Solo sucede cada cuatro años, como todo lo bueno se hace esperar. Así, igual que sufrimos durante un cuatrienio por la universalidad de los cinco aros o por la belleza del más universal, el Clásico Mundial, como toda novia que se respete, se toma su tiempo para llegar.
Arribó al universo de los deportes como una solución al destierro del béisbol de la cita olímpica y, poco a poco, se ha ido convirtiendo en una tradición, o se irá transformando, para los más escépticos.
El Clásico es la verdadera Serie del Caribe (para América), el verdadero Mundial o, si se puede ir más lejos, la verdadera y única Serie Mundial, tanto si se mide por la rivalidad o por el verdadero significado de esas palabras.
Allí no media el profesionalismo, los atletas no cobran, es más, si tuvieran que hacerlo, pagarían por estar. No defienden ni a Magallanes, ni a Pericos, ni a Ángeles. Sufren, sangran, lloran y ríen por su país, ese por el que quizás nunca han podido jugar.
Sucede que cuando en 2005 los directivos de la IBAAF y los de la MLB llegaron a un feliz acuerdo –en el nombre del béisbol– le dieron la oportunidad a estos deportistas de lucirse para su afición, la de su tierra y por su tierra.
Dos de estas citas ya son historia, y un equipo se ha ganado, a base del mejor béisbol, el derecho de ser nombrado por encima de los demás: Japón.
Los nipones hicieron lo que ningún seguidor, fanático, especialista ni erudito del deporte de las bolas y los strikes pudo vaticinar, llevarse ese primer campeonato y, mucho mejor, dos de manera consecutiva.

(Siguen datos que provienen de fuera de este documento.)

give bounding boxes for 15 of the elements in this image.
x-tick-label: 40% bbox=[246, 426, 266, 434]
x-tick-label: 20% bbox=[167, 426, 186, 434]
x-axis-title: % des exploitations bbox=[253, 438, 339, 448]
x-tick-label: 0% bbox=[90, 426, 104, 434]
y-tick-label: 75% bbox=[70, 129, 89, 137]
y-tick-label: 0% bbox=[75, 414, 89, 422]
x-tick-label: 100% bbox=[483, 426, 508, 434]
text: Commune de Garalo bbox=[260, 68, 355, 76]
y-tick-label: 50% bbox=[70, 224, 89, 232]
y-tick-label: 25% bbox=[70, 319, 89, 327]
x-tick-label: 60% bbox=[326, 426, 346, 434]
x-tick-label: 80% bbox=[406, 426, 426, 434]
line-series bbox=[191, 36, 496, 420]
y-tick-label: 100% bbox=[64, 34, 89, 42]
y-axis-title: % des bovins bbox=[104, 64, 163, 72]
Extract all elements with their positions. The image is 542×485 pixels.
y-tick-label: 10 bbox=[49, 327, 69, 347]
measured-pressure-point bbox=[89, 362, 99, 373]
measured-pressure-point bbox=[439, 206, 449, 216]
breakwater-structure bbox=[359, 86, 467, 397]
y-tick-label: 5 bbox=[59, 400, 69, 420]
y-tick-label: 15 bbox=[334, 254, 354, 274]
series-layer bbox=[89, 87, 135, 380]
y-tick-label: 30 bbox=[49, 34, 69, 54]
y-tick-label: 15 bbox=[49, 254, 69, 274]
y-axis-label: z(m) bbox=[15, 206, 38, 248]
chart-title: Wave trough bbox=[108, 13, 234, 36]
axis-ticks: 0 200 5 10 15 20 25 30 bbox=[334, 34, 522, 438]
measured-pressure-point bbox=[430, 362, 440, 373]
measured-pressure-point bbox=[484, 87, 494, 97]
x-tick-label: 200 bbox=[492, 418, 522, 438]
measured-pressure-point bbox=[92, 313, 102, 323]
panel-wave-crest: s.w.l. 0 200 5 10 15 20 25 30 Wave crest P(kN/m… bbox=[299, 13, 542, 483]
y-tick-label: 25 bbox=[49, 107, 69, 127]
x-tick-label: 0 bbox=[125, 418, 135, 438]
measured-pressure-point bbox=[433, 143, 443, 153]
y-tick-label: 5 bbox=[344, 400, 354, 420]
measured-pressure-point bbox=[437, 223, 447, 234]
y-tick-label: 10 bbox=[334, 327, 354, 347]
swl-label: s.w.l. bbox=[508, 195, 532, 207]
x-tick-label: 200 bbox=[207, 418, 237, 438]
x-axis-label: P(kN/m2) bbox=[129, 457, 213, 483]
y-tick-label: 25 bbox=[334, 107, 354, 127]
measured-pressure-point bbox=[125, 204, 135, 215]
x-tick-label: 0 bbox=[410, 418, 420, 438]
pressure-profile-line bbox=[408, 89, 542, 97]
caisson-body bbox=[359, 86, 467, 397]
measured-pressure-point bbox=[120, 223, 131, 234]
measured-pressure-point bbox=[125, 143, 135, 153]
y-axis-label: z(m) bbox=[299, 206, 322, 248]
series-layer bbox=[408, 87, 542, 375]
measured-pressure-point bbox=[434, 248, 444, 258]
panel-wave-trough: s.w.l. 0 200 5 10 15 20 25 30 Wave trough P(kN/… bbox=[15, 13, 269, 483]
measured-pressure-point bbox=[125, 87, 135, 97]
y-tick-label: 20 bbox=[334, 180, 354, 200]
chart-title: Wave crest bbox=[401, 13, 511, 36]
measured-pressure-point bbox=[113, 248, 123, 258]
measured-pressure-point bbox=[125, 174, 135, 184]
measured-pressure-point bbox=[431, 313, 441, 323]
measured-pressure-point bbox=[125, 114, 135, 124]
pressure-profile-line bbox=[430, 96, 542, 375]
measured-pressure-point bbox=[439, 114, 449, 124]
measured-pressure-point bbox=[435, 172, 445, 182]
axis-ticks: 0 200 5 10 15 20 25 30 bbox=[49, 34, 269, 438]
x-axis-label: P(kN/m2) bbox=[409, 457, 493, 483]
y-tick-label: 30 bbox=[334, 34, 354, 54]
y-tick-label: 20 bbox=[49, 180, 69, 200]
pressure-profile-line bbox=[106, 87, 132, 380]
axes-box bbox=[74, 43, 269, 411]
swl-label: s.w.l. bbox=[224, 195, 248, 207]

Era imposible de predecir en la vez inicial, no solo por su pobre desempeño en la primera y segunda rondas, sino también por el paupérrimo resultado ante su eterno rival, Corea del Sur.
También, el hecho de que otras nóminas le ponían los vellos de punta a cualquier manager contrario. Domi-nicana, Puerto Rico, Venezuela y Estados Unidos, por solo citar unos nombres.
No obstante, los del sol naciente supieron vencer en el bueno y, con balance de tres y tres, llegaron a la final que conquistaron, en esa ocasión, ante Cuba.
Los de la Isla fueron otros que aprovecharon cada chance que les dieron, cualquier huequito de aguja que se perdiera, por ahí se colaban los nuestros. Como los elefantes, lentos pero aplastando, o como versa el dicho popular, matando callados.
No pudieron ganar el último, el de la verdad, pero la experiencia de enfrentarse al béisbol organizado fue única. Aportó una nueva perspectiva que, si bien todo indicaba ayudaría, al final resultó ser un tiro por la culata.
El segundo asalto llegó en 2009. Muchos equipos seguirían mostrando nóminas de espanto, o de ensueño, en dependencia de la óptica con la que se mire.
Japón se presentaba con el respeto ganado en la edición anterior pero, aún a esas alturas, muchos no lo tenían de favorito en sus quinielas.
Por su parte, los criollos venían con un objetivo claro ante la isla más larga del mundo, sacarse la espinita que tanto dolía. Para ello, presentaron un equipo más sólido, más fuerte, para mí el mejor de los últimos 10 años (segundo en bateo y sexto en pitcheo). Pero le faltaba algo esencial: funcionalidad.
La dichosa espina se clavo más, en lo más profundo, dos veces, y nos privó de la posibilidad de pasar a la semifinal. Quedamos tan solo guardando nuestras ganas y lamiendo nuestras heridas durante otros cuatro años.
Llegó 2013; con el error de cálculo de los mayas, se les abrió otra oportunidad a los antillanos. Quiso el destino que, desde la primera vuelta, Japón estuviera en nuestro grupo, o los nuestros en el de ellos, el terreno dirá.
Los 28 jugadores cubanos encargados de buscar más y de llegar adonde no pudieron sus predecesores, ya se encuentran perfilando y ajustando los últimos detalles para defender sus colores en el diamante.
Víctor Mesa comanda la tropa. Apoyado por unos, criticado por otros, lo cierto es que algo no se le puede negar, ha hecho un equipo diferente, solo queda por ver si a diferente le sigue el adjetivo bueno o malo.
La verdadera locura de marzo ya comenzó y los aficionados aguardan. Los peloteros, también ansian este momento. Es que el Clásico Mundial tiene como efectos secundarios la demencia, provocada por la fiebre del béisbol.